A follicular family unit transplant cannot be completed in a single session despite the claims of certain hair treatment representatives. A single session produces acceptable results, but they are far from excellent. This must therefore be factored in when considering hair transplantation. Also, the number of grafts cannot be used for comparative purposes given this number varies greatly from one patient to the next and even from one physician to the next.

In fact, the goal of the transplant is to achieve optimal results and greater volume while using the lowest number of grafts possible.

In most cases, new hair will appear on the surface from 12 to 16 weeks after the transplant. Thereafter, they will exhibit normal growth, i.e., approximately 1 cm per month.

We meet again with the patient 6 months later to determine if touch-ups are required or if more volume is needed.

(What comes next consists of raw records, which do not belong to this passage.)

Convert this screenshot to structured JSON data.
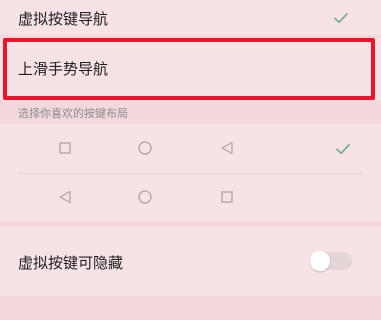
{
  "navigation_settings": {
    "virtual_keys_nav": {
      "label": "虚拟按键导航",
      "selected": true
    },
    "swipe_up_gestures": {
      "label": "上滑手势导航",
      "highlighted": true
    },
    "section_label": "选择你喜欢的按键布局",
    "layouts": [
      {
        "icons": [
          "square-icon",
          "circle-icon",
          "triangle-left-icon"
        ],
        "selected": true
      },
      {
        "icons": [
          "triangle-left-icon",
          "circle-icon",
          "square-icon"
        ],
        "selected": false
      }
    ],
    "hideable_virtual_keys": {
      "label": "虚拟按键可隐藏",
      "enabled": false
    }
  },
  "colors": {
    "highlight_border": "#f0112a",
    "background": "#f2d8dc",
    "card_background": "#f7e3e6",
    "check_color": "#74b08b",
    "icon_gray": "#a9a5a6",
    "label_gray": "#8c8c8c"
  }
}
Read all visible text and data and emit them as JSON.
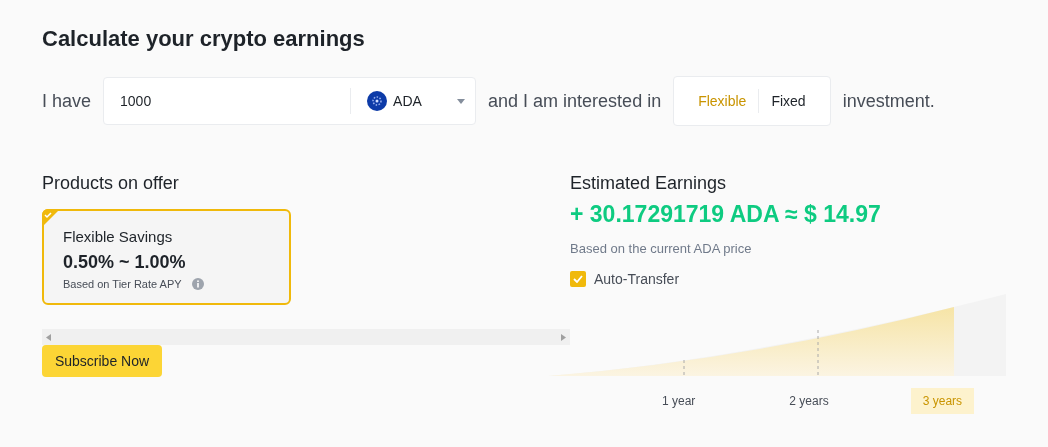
{
  "title": "Calculate your crypto earnings",
  "sentence": {
    "prefix": "I have",
    "amount": "1000",
    "coin": "ADA",
    "middle": "and I am interested in",
    "suffix": "investment."
  },
  "types": [
    {
      "label": "Flexible",
      "selected": true
    },
    {
      "label": "Fixed",
      "selected": false
    }
  ],
  "products": {
    "heading": "Products on offer",
    "items": [
      {
        "name": "Flexible Savings",
        "rate": "0.50% ~ 1.00%",
        "note": "Based on Tier Rate APY",
        "selected": true
      }
    ],
    "button": "Subscribe Now"
  },
  "earnings": {
    "heading": "Estimated Earnings",
    "value": "+ 30.17291719 ADA ≈ $ 14.97",
    "note": "Based on the current ADA price",
    "auto_transfer": {
      "label": "Auto-Transfer",
      "checked": true
    }
  },
  "periods": [
    {
      "label": "1 year",
      "selected": false
    },
    {
      "label": "2 years",
      "selected": false
    },
    {
      "label": "3 years",
      "selected": true
    }
  ]
}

During the initial consultation, the discussion will focus mainly on the patient’s motivation, state of health, specific baldness problem as well as possible treatments. If micrografting is the solution that will give the most satisfaction, we will take the necessary steps to develop the appropriate surgical procedure. The procedure will be explained to the patient in detail and it will only be carried out if the probability of success is high.

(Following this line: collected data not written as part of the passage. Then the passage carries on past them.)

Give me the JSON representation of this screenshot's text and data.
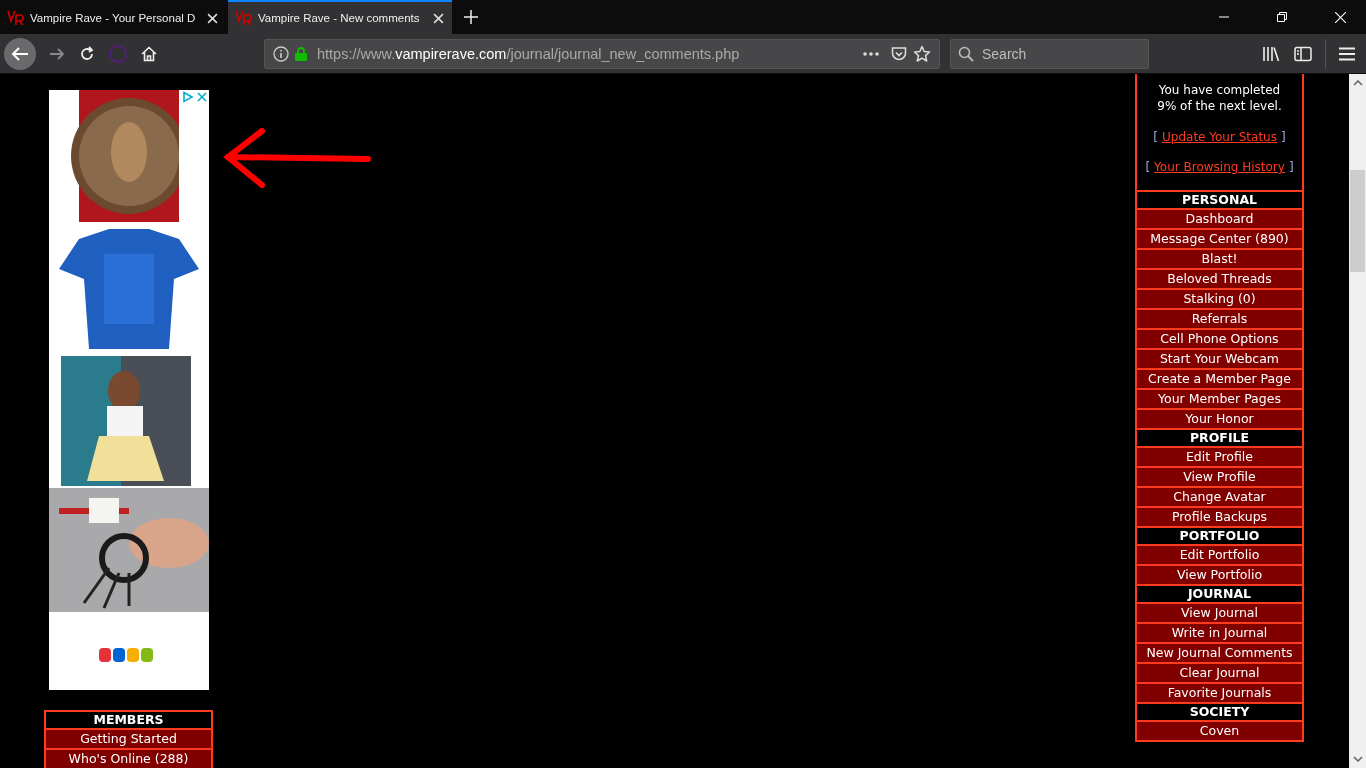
{
  "browser": {
    "tabs": [
      {
        "title": "Vampire Rave - Your Personal D",
        "selected": false
      },
      {
        "title": "Vampire Rave - New comments",
        "selected": true
      }
    ],
    "url": {
      "scheme": "https://www.",
      "domain": "vampirerave.com",
      "path": "/journal/journal_new_comments.php"
    },
    "search": {
      "placeholder": "Search"
    }
  },
  "page": {
    "left_menu": [
      {
        "header": "MEMBERS",
        "items": [
          "Getting Started",
          "Who's Online (288)"
        ]
      }
    ],
    "status": {
      "lines": [
        "You have completed",
        "9% of the next level."
      ],
      "links": [
        {
          "before": "[",
          "label": "Update Your Status",
          "after": "]"
        },
        {
          "before": "[",
          "label": "Your Browsing History",
          "after": "]"
        }
      ]
    },
    "right_menu": [
      {
        "header": "PERSONAL",
        "items": [
          "Dashboard",
          "Message Center (890)",
          "Blast!",
          "Beloved Threads",
          "Stalking (0)",
          "Referrals",
          "Cell Phone Options",
          "Start Your Webcam",
          "Create a Member Page",
          "Your Member Pages",
          "Your Honor"
        ]
      },
      {
        "header": "PROFILE",
        "items": [
          "Edit Profile",
          "View Profile",
          "Change Avatar",
          "Profile Backups"
        ]
      },
      {
        "header": "PORTFOLIO",
        "items": [
          "Edit Portfolio",
          "View Portfolio"
        ]
      },
      {
        "header": "JOURNAL",
        "items": [
          "View Journal",
          "Write in Journal",
          "New Journal Comments",
          "Clear Journal",
          "Favorite Journals"
        ]
      },
      {
        "header": "SOCIETY",
        "items": [
          "Coven"
        ]
      }
    ]
  }
}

Hair transplantation is an extremely specialized field of medicine and is constantly evolving; it is therefore important to choose the right physician to carry out the procedure because the result of his or her work will be permanent and irreversible.

Surgical Steps:

1) Drawing the hairline
Drawing the hairline is an important step because it determines the height and shape of the transplant. It should be in keeping with the shape of the patient’s face and especially his age. If the hairline is drawn too low or in the shape of a heart, for example, it will look unnatural and be noticeable.
2) Preparing the donor area and administering anaesthetic
The hair is first cut short in the area where the donor follicles will be extracted. The size of the donor area will vary according to the size of the recipient area. Note that the hair is kept 1 to 2 mm long so that the direction of growth is perceptible and the hair can be transplanted in the right direction. Anaesthetic is administered using a needleless jet, which greatly increases patient comfort during the procedure. Painful needle pricks in the scalp are a thing of the past.
3) Extraction
Once the anaesthetic has taken full effect on the donor area, a thin strip of hair is removed. The scalp is then closed using staples or a suture that will need to be removed within 10 to 15 days. The staples or suture in combination with the trichophytic closure technique enable us to produce virtually invisible results. The trichophytic closure technique is a highly ingenious method that enables us to hide the scar with new hair growth once healing is complete. It renders follicular unit extraction (FUE)—whereby follicular units are extracted one by one from the donor area—obsolete.

The patient remains seated throughout the procedure and may even choose to pass the time watching TV.

4) Preparing the micrografts or follicular units
The thin strip of hair is then dissected into tiny sections called micrografts or follicular units. This step, which requires the use of microscopes and lenses, is one of the longest of the entire procedure. We work with a team of ten or so assistants and a nurse to maximize chances of success. At this stage, you may choose either to remain present or take a break in the lounge area while watching TV or a video.
5) Transplantation to the bald area
After needleless administration of the local anaesthetic, hundreds—even thousands—of tiny slits in the right direction and angle are made in the bald area to receive the grafts, which have been cleaned beforehand. Grafts are inserted using microsurgical forceps, so bandages are unnecessary. Patients can drive home and most likely return to work the next day.

Our vast experience enables us to adjust or change the approach according to each patient rather than systematically using the same technique on all patients. The goal is to obtain the most natural looking graft and the most volume possible while keeping costs to a minimum.